STRESS: CONCEPTS & MODELS

  • Definition: challenge to adaptation capacities.

  • Psychobiology- Cannon (1932) fight-or-flight.

    • Selye’s General Adaptation Syndrome (GAS)

  1. Alarm – SNS + HPA activation (adrenaline, cortisol).

  2. Resistance – sustained arousal; immune shift.

  3. Exhaustion – resource depletion; illness vulnerability.

  • Transactional Model (Lazarus & Folkman)- Primary appraisal (harm/loss, threat, challenge) + Emotional forecasting.

    • Secondary appraisal (coping options, perceived control).

  • Types of Stressors- Life events (Holmes-Rahe scale; e.g., death of spouse = 100 LCU).

    • Major stressors: bereavement (elevated mortality within 6 mths), unemployment.

    • Acculturative stress (language barriers, discrimination, identity conflict).

    • Catastrophes: bushfires (Black Saturday 2009 death toll 173), floods (QLD 2011), Japanese earthquake/tsunami 2011, COVID-19 pandemic (>274 M cases; 5.3 M deaths by Dec 2021).

    • Daily hassles: weight concerns, traffic, lost keys.

STRESS ➔ HEALTH PATHWAYS

  • Psychoneuroimmunology (PNI): psychosocial factors <> immune (B-cells, T-cells, NK cells).

  • Stress ↓ IgA (student exams), ↓ NK activity (caregivers), ↑ infection risk (Cohen et al. viral-challenge; high stress doubled cold rates).

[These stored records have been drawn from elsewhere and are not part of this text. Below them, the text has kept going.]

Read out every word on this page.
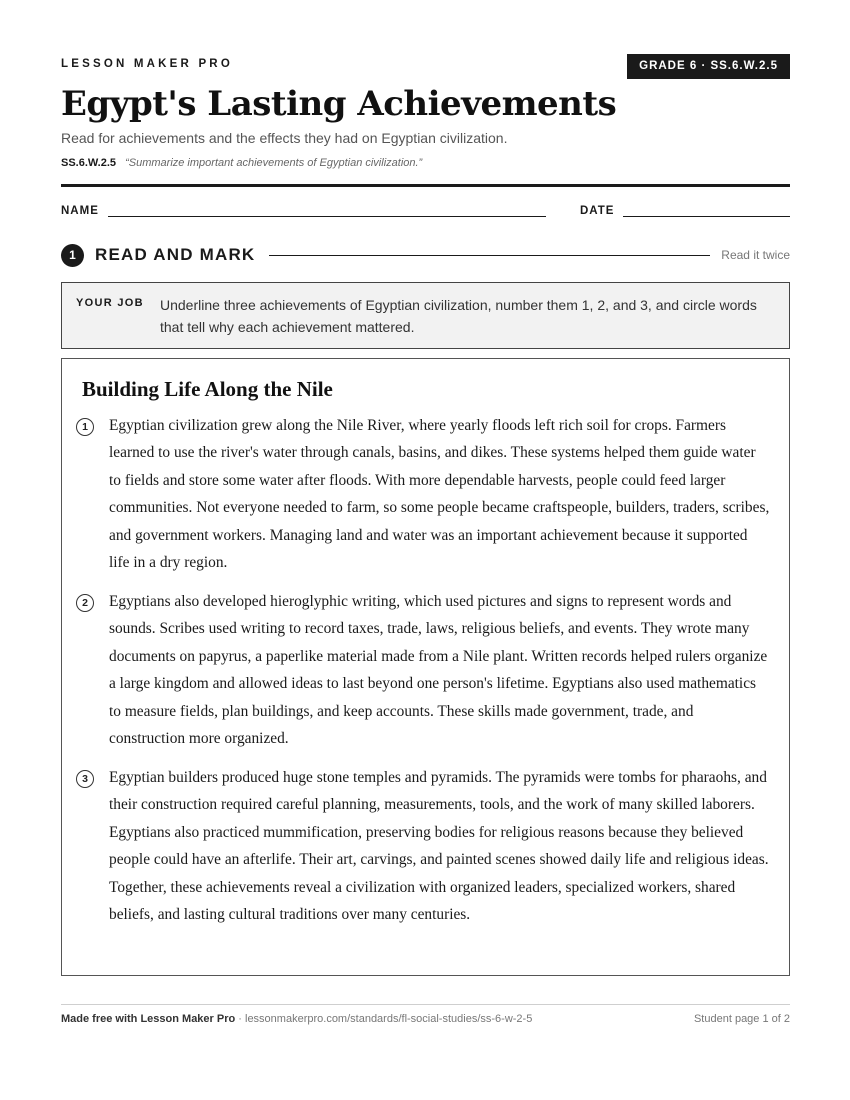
LESSON MAKER PRO	GRADE 6 · SS.6.W.2.5
Egypt's Lasting Achievements
Read for achievements and the effects they had on Egyptian civilization.
SS.6.W.2.5 “Summarize important achievements of Egyptian civilization.”
NAME	DATE
1	READ AND MARK	Read it twice
YOUR JOB Underline three achievements of Egyptian civilization, number them 1, 2, and 3, and circle words that tell why each achievement mattered.
Building Life Along the Nile
1	Egyptian civilization grew along the Nile River, where yearly floods left rich soil for crops. Farmers learned to use the river's water through canals, basins, and dikes. These systems helped them guide water to fields and store some water after floods. With more dependable harvests, people could feed larger communities. Not everyone needed to farm, so some people became craftspeople, builders, traders, scribes, and government workers. Managing land and water was an important achievement because it supported life in a dry region.

2	Egyptians also developed hieroglyphic writing, which used pictures and signs to represent words and sounds. Scribes used writing to record taxes, trade, laws, religious beliefs, and events. They wrote many documents on papyrus, a paperlike material made from a Nile plant. Written records helped rulers organize a large kingdom and allowed ideas to last beyond one person's lifetime. Egyptians also used mathematics to measure fields, plan buildings, and keep accounts. These skills made government, trade, and construction more organized.

3	Egyptian builders produced huge stone temples and pyramids. The pyramids were tombs for pharaohs, and their construction required careful planning, measurements, tools, and the work of many skilled laborers. Egyptians also practiced mummification, preserving bodies for religious reasons because they believed people could have an afterlife. Their art, carvings, and painted scenes showed daily life and religious ideas. Together, these achievements reveal a civilization with organized leaders, specialized workers, shared beliefs, and lasting cultural traditions over many centuries.

Made free with Lesson Maker Pro · lessonmakerpro.com/standards/fl-social-studies/ss-6-w-2-5	Student page 1 of 2
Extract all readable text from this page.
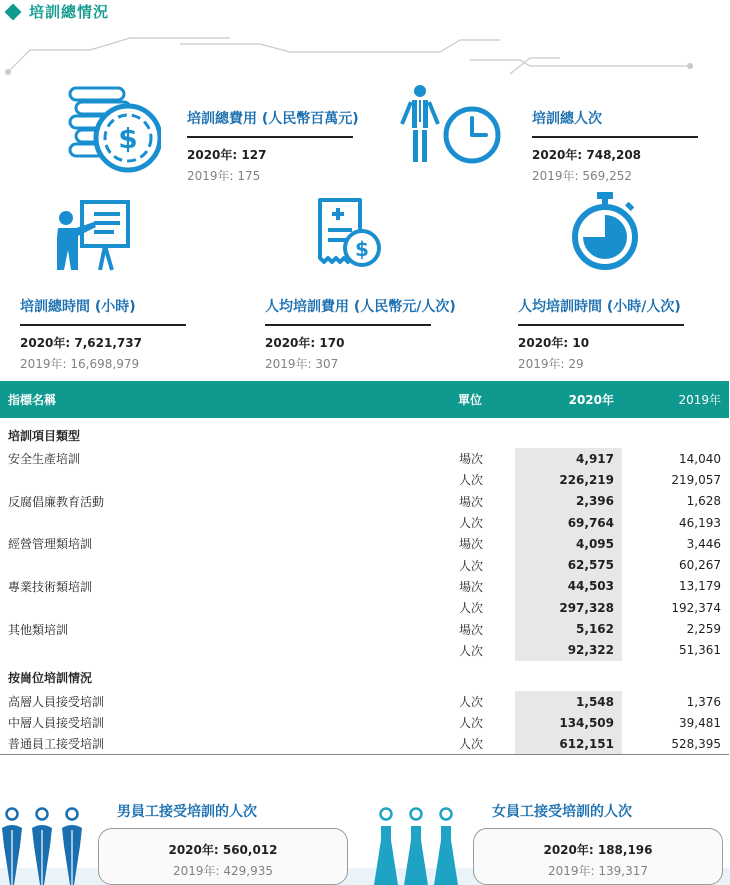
培訓總情況
$
培訓總費用 (人民幣百萬元)
2020年: 127
2019年: 175
培訓總人次
2020年: 748,208
2019年: 569,252
培訓總時間 (小時)
2020年: 7,621,737
2019年: 16,698,979
$
人均培訓費用 (人民幣元/人次)
2020年: 170
2019年: 307
人均培訓時間 (小時/人次)
2020年: 10
2019年: 29
指標名稱	單位	2020年	2019年
培訓項目類型			
安全生產培訓	場次	4,917	14,040
	人次	226,219	219,057
反腐倡廉教育活動	場次	2,396	1,628
	人次	69,764	46,193
經營管理類培訓	場次	4,095	3,446
	人次	62,575	60,267
專業技術類培訓	場次	44,503	13,179
	人次	297,328	192,374
其他類培訓	場次	5,162	2,259
	人次	92,322	51,361
按崗位培訓情況			
高層人員接受培訓	人次	1,548	1,376
中層人員接受培訓	人次	134,509	39,481
普通員工接受培訓	人次	612,151	528,395
男員工接受培訓的人次
2020年: 560,012
2019年: 429,935
女員工接受培訓的人次
2020年: 188,196
2019年: 139,317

  • Indirect routes: stress-induced behaviours (↑ smoking, ↓ sleep, ↓ exercise).

  • Personality moderators- Type A (impatience, competitiveness) → hostility component linked to coronary disease.

    • Neuroticism → ↑ daily problems & reactivity.

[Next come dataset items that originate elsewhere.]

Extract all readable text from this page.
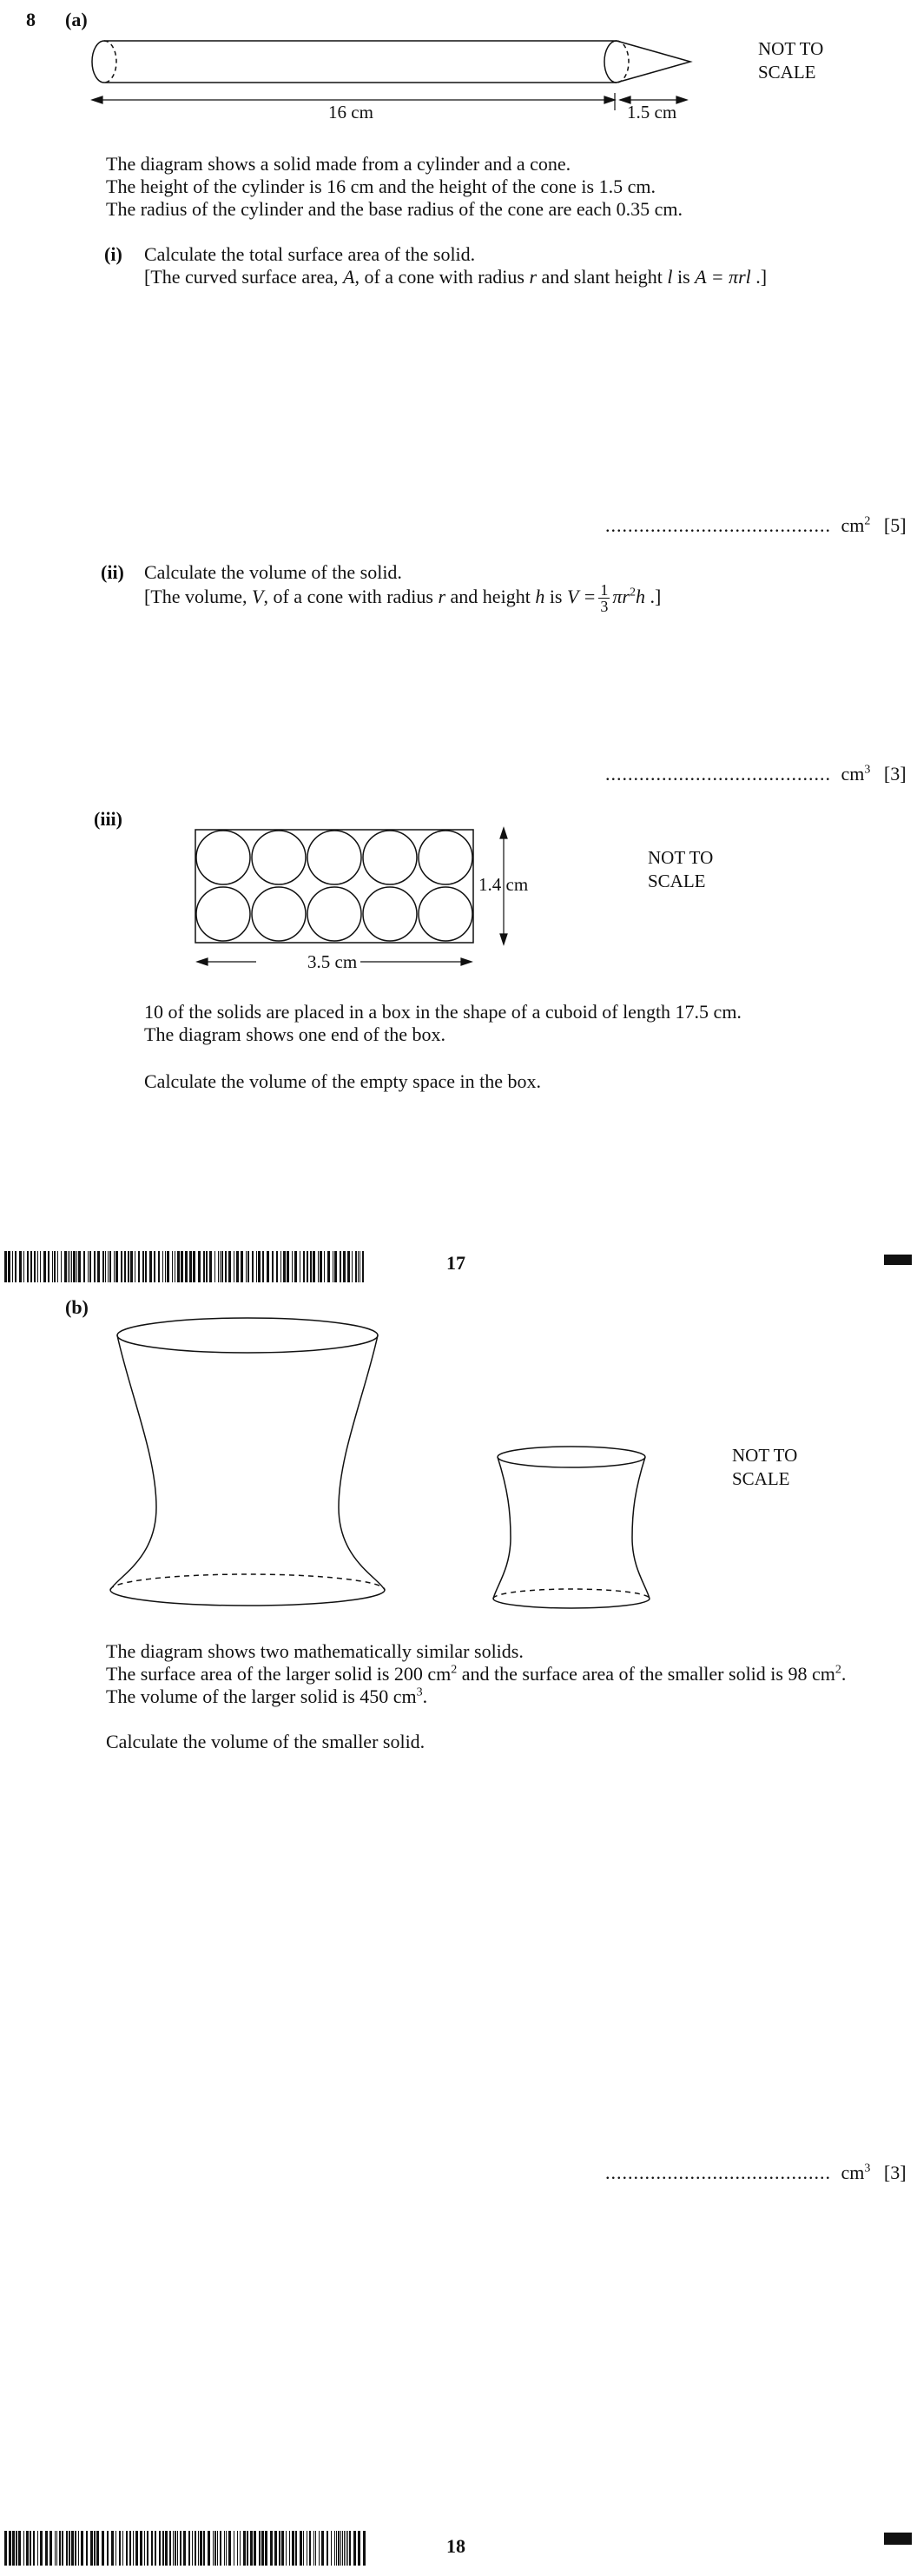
8 (a)
16 cm	1.5 cm
NOT TO
SCALE
The diagram shows a solid made from a cylinder and a cone.
The height of the cylinder is 16 cm and the height of the cone is 1.5 cm.
The radius of the cylinder and the base radius of the cone are each 0.35 cm.
(i) Calculate the total surface area of the solid.
[The curved surface area, A, of a cone with radius r and slant height l is A = πrl .]
........................................ $cm^2$ [5]
(ii) Calculate the volume of the solid.
[The volume, V, of a cone with radius r and height h is $V = \frac{1}{3} \pi r^2h$ .]
........................................ $cm^3$ [3]
(iii)
1.4 cm
3.5 cm
NOT TO
SCALE
10 of the solids are placed in a box in the shape of a cuboid of length 17.5 cm.
The diagram shows one end of the box.
Calculate the volume of the empty space in the box.
17
(b)
NOT TO
SCALE
The diagram shows two mathematically similar solids.
The surface area of the larger solid is 200 $cm^2$ and the surface area of the smaller solid is 98 $cm^2$.
The volume of the larger solid is 450 $cm^3$.
Calculate the volume of the smaller solid.
........................................ $cm^3$ [3]
18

    • Optimism → better CABG recovery; pessimistic explanatory style = ↑ illness days.

    • Genetic influences on both exposure & reactivity (30–40 % heritable for victimisation events).

COPING STRATEGIES

  • Problem-Focused Coping: change stressor (planning, seeking info, direct action).

  • Emotion-Focused Coping: regulate feelings (reappraisal, acceptance, distraction, substance use).

  • Cultural patterns: minority “low-effort syndrome” → adaptive disengagement when systemic barriers persist.

  • Social Support- Quantity & quality predict lower morbidity/mortality; similar magnitude to smoking effect.

    • Models: Buffering (protects under high stress) vs. Main-effect (continuous benefit).

    • Forms: perceived vs. received; excessive/ill-timed aid can backfire.

    • Loneliness statistics: 3/5 Australians view loneliness as growing issue; 87 % link to health.

  • Disclosure & Health (Pennebaker)- Writing/talking about trauma → improved immune markers, fewer health-centre visits, reduced intrusive thoughts.

    • Mechanisms: cognitive processing, emotional catharsis, decreased inhibition burden.

  • Post-Traumatic Growth (PTG): transformative positive change in life philosophy, meaning-making post trauma.

FUTURE DIRECTIONS IN HEALTH PSYCHOLOGY

  • Ageing populations → chronic

-illness management, caregiver stress.

  • Environmental & societal focus: influence of built environment, community norms, Westernisation effects.

  • Global health goals- UN Millennium Development Goals (8) (2000-2015) → transition to Sustainable Development Goals (17) (2015-2030) (e.g., SDG 3 “Good Health & Well-being”).

  • Health disparities: poverty elimination, Indigenous health gap targets (Close the Gap).

  • Technology & e-Health- Telehealth (21 M AU sessions Mar 2020–Sep 2021), internet interventions, app-based wellbeing, remote CBT.

  • Emerging challenges: pandemics (COVID-19), new infectious diseases, bioterror threats → need for behavioural insights (vaccine uptake, hygiene adherence, lockdown fatigue).